Every now and then I use the above command to access the Firefly (mt-daapd) web interface running on my server from my laptop when I’m not at home. And since I haven’t forwarded the 3689 port in my ADSL modem, I have to use an SSH tunnel to access it. The above command does just that and when it’s up and running I can type http://locahost:10001 in my browser, which will access port 3689 on my server. To close the tunnel, just log out from the remote host as you normally would when closing the SSH connection.
Now what if we change ‘localhost’ to something else? For example, I sometimes want to access the MythWeb web interface of my HTPC when I’m not at home. Again, since I haven’t got a forward up and running from my ADSL modem to my HTPC, I have to use an SSH tunnel. This is easily achieved by changing ‘localhost’ in the above command to the hostname of the HTPC:
ssh -L 10001:kermit:80 firstname.lastname@example.org
Again, in natural language, this would say
Start a tunnel from here (where the command is issued) on port 10001, then go to http://www.fredrikbostrom.net as user fredrik and end the tunnel at a host named ‘kermit’ on port 80 over there.
This requires the host kermit to be available in the same local network as the machine you logged in to. If you try to forward to a host not in the same local network, you’ll probably get an error message like
channel 2: open failed: administratively prohibited: open failed.
As I haven’t got any deeper understanding of how the tunneling mechanism actually works, I can’t really say why you can’t do this, but on the other hand, why would you want to?

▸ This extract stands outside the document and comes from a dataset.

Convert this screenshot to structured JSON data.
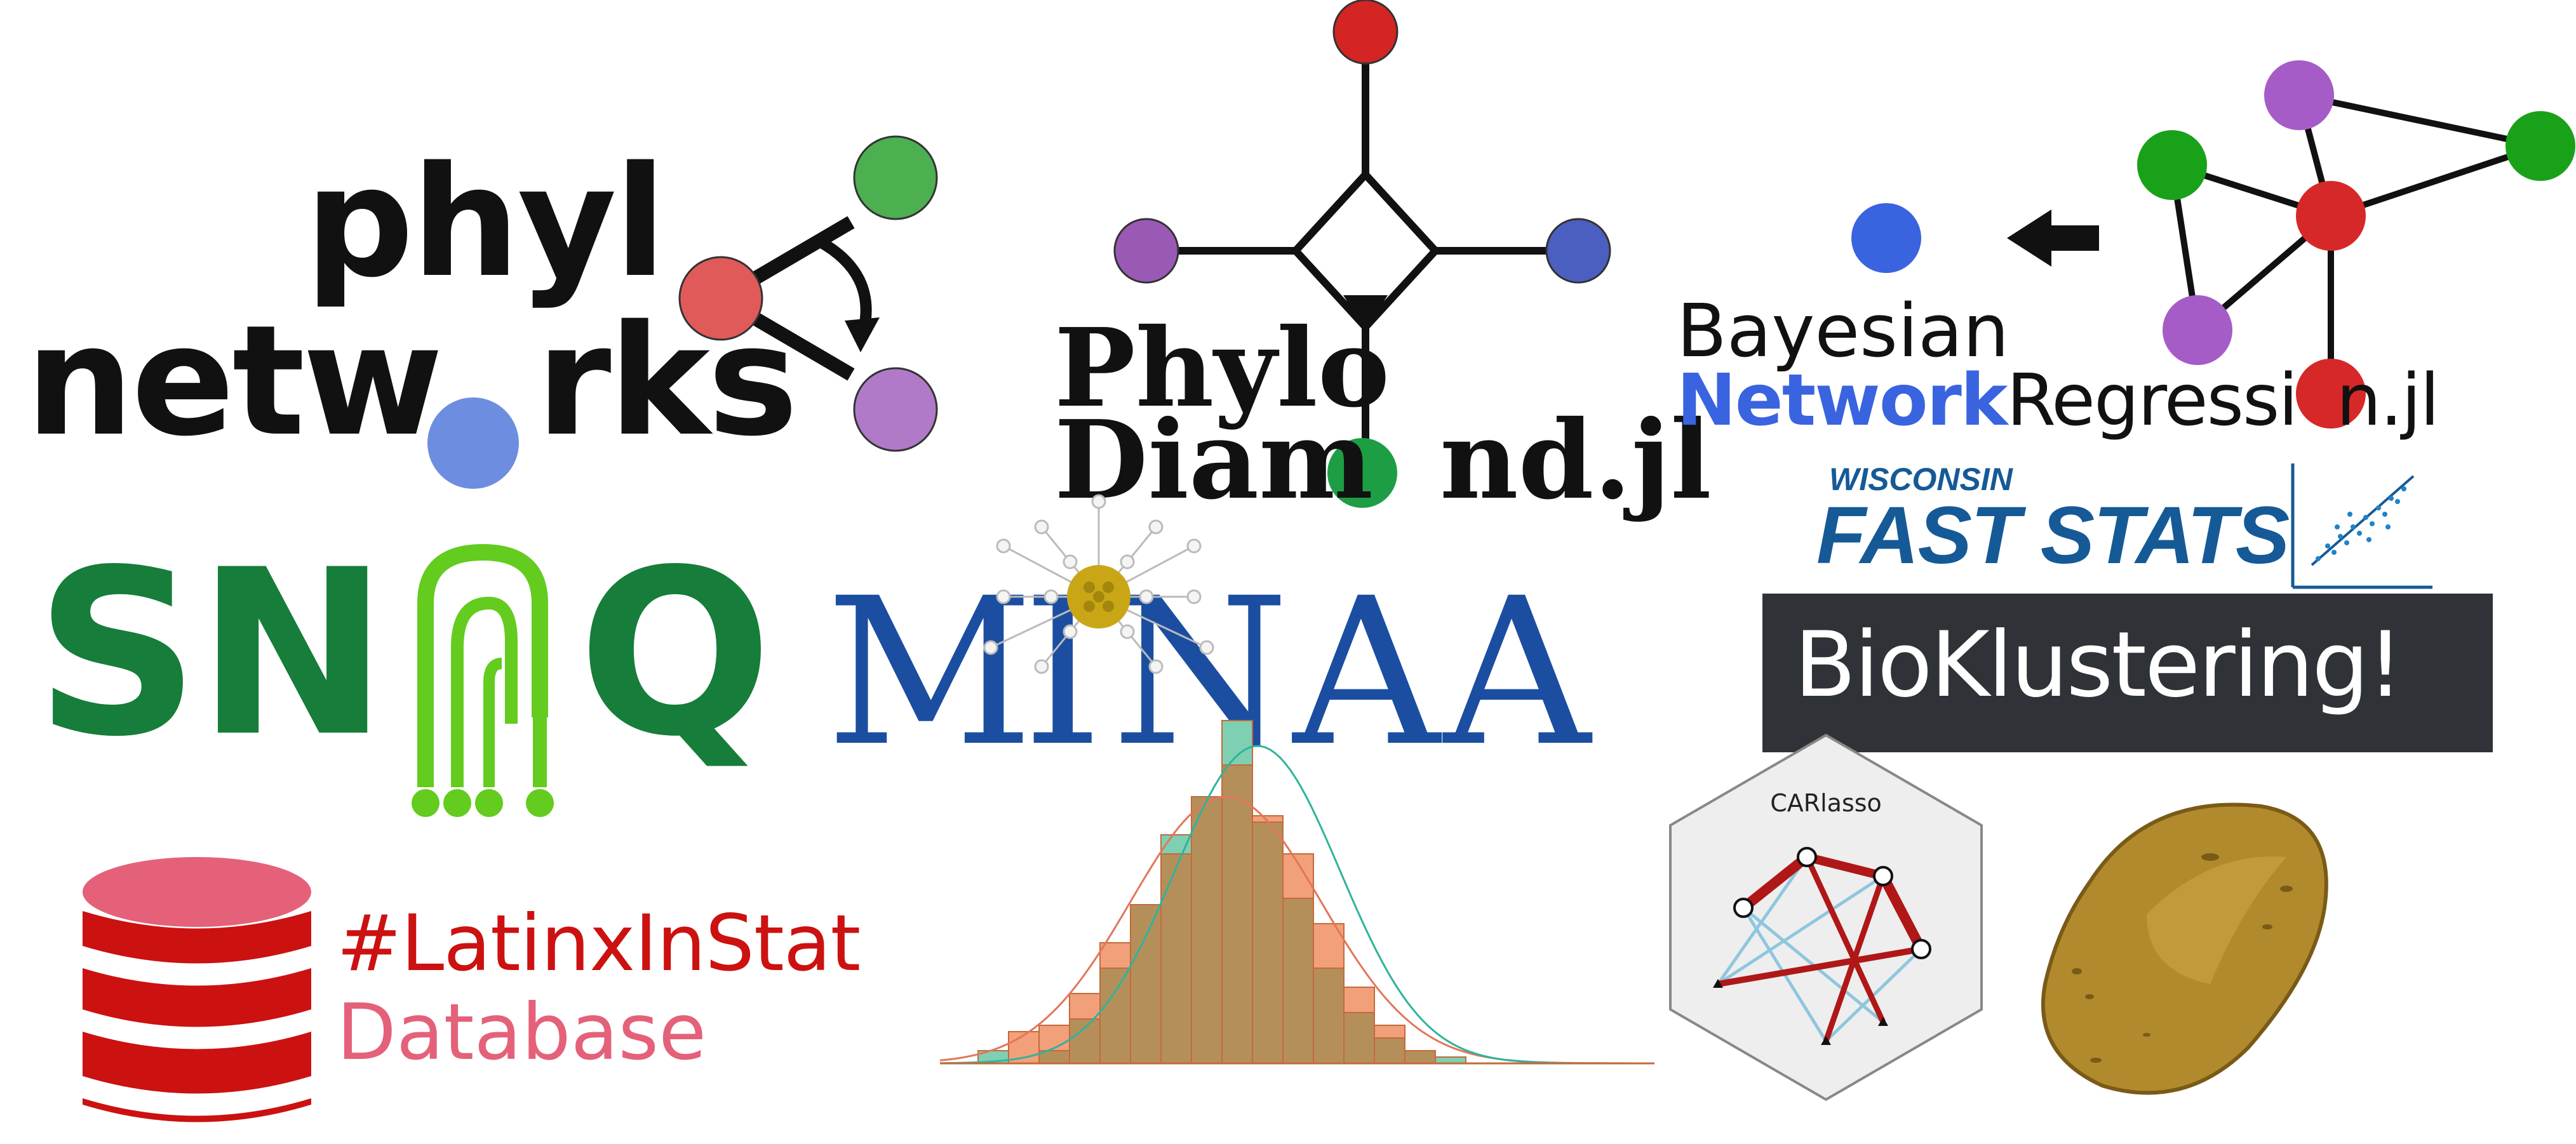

What then, if you want to open up a tunnel within your local network, when you don’t have a ‘remote side’ per se? In this case you actually have two options. If the local host runs an SSH server, you can ssh into your localhost and make the tunnel end at the final destination host
ssh -L 10001:kermit:80 fredrik@localhost
That’s the command I would use to open up a tunnel from my server (port 10001) to the HTPC (port 80) while in a shell on the server. This is possible since the server (now the local host) runs an SSH server that I can log in to. It might however seem awkward since I essentially open up an SSH shell connection to the same computer I’m issuing the command on, and the tunnel to kermit is created sort of as an invisible ‘side-effect’.
The other option comes in handy when the local host doesn’t have an SSH server running. This command is exactly the same as the first tunnel command we saw, namely
ssh -L 10001:localhost:80 fredrik@kermit
If issued on my laptop while I’m at home, this would open up a tunnel from port 10001 on my laptop to port 80 on my HTPC. And in this case, I would end up in a shell on kermit.
Send your stooges to dig the tunnel
As mentioned above, these commands not only create a tunnel to the desired end machine, they also open up a normal shell connection to the remote host as they would without the -L switch. This is convenient if you don’t need your local shell or want to do some work at the remote side while you’re at it, since you can close the tunnel just by logging out from the remote side.
If, however, you need your local shell and can’t be bothered opening a new terminal or for some other reason would just want to open up the tunnel and forget about it, you can send it to the background using the -f and -N switches in addition to the -L switch.
ssh -fNL 10001:kermit:80 email@example.com
This will not open the remote shell but instead send the tunnel process to the background. The downside is that you’ll have to look up the process and kill it manually when you want to close the tunnel.